Пациенты часто задавали свои вопросы, им хотелось говорить, разболтать другого для своих целей, часто завладеть доверием, показать заинтересованность. Это не удивляло. Все происходило как в учебниках. Но с Барнсом все было иначе. Он хотел вспомнить, и, может, слова Иззи помогут ему натолкнуться на правильные берега и найти в них отголоски чего-то своего.

На лице его читался искренний интерес и то, как он весь обратился в ожидание и предчувствие, подсказало Иззи новое верное направление.

Он хочет вспомнить.

Вспомнить свое прошлое.

Но Доусон такой вопрос показался ужаснее цунами.

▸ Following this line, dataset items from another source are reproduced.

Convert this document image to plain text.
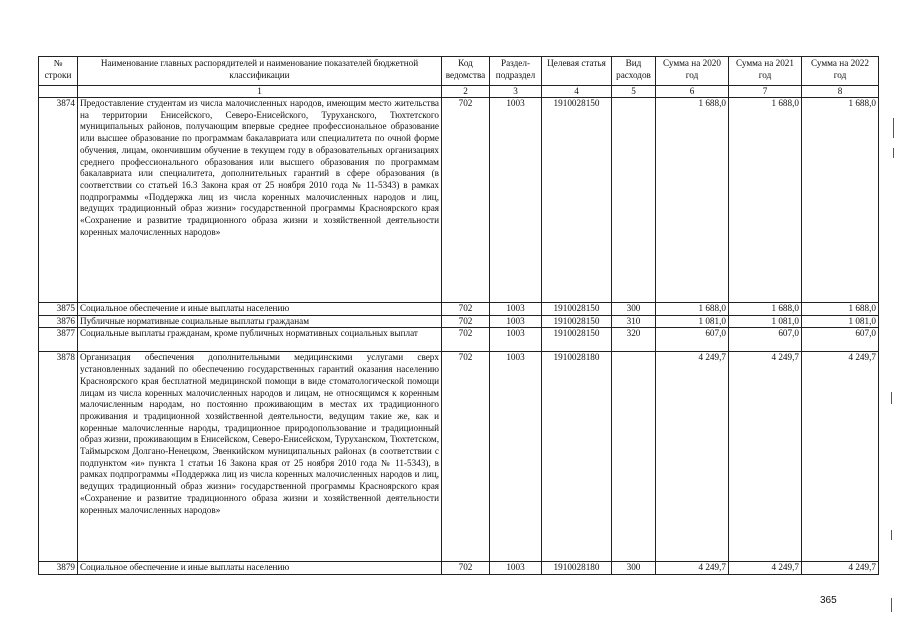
№ строки	Наименование главных распорядителей и наименование показателей бюджетной классификации	Код ведомства	Раздел-подраздел	Целевая статья	Вид расходов	Сумма на 2020 год	Сумма на 2021 год	Сумма на 2022 год
	1	2	3	4	5	6	7	8
3874	Предоставление студентам из числа малочисленных народов, имеющим место жительства на территории Енисейского, Северо-Енисейского, Туруханского, Тюхтетского муниципальных районов, получающим впервые среднее профессиональное образование или высшее образование по программам бакалавриата или специалитета по очной форме обучения, лицам, окончившим обучение в текущем году в образовательных организациях среднего профессионального образования или высшего образования по программам бакалавриата или специалитета, дополнительных гарантий в сфере образования (в соответствии со статьей 16.3 Закона края от 25 ноября 2010 года № 11-5343) в рамках подпрограммы «Поддержка лиц из числа коренных малочисленных народов и лиц, ведущих традиционный образ жизни» государственной программы Красноярского края «Сохранение и развитие традиционного образа жизни и хозяйственной деятельности коренных малочисленных народов»	702	1003	1910028150		1 688,0	1 688,0	1 688,0
3875	Социальное обеспечение и иные выплаты населению	702	1003	1910028150	300	1 688,0	1 688,0	1 688,0
3876	Публичные нормативные социальные выплаты гражданам	702	1003	1910028150	310	1 081,0	1 081,0	1 081,0
3877	Социальные выплаты гражданам, кроме публичных нормативных социальных выплат	702	1003	1910028150	320	607,0	607,0	607,0
3878	Организация обеспечения дополнительными медицинскими услугами сверх установленных заданий по обеспечению государственных гарантий оказания населению Красноярского края бесплатной медицинской помощи в виде стоматологической помощи лицам из числа коренных малочисленных народов и лицам, не относящимся к коренным малочисленным народам, но постоянно проживающим в местах их традиционного проживания и традиционной хозяйственной деятельности, ведущим такие же, как и коренные малочисленные народы, традиционное природопользование и традиционный образ жизни, проживающим в Енисейском, Северо-Енисейском, Туруханском, Тюхтетском, Таймырском Долгано-Ненецком, Эвенкийском муниципальных районах (в соответствии с подпунктом «и» пункта 1 статьи 16 Закона края от 25 ноября 2010 года № 11-5343), в рамках подпрограммы «Поддержка лиц из числа коренных малочисленных народов и лиц, ведущих традиционный образ жизни» государственной программы Красноярского края «Сохранение и развитие традиционного образа жизни и хозяйственной деятельности коренных малочисленных народов»	702	1003	1910028180		4 249,7	4 249,7	4 249,7
3879	Социальное обеспечение и иные выплаты населению	702	1003	1910028180	300	4 249,7	4 249,7	4 249,7
365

Многим хочется наполнить необычными деталями историю своего рождения или детства, сделать некоторые моменты небывалым событием. Например, одна подруга Иззи из школы говорила, что в ночь, когда та родилась случилась ужаснейшая гроза, какой больше ста лет не было в краях, где жила ее семья. Другая же девочка рассказывала, что свои большие глаза получила от бабки, которая была шелки — мифическим полутюленем-получеловеком. Никто конечно же не верил, но не только они продолжала плести заковыристые истории.

Изабель не старалась придать своей истории таинственности — она хотела все забыть.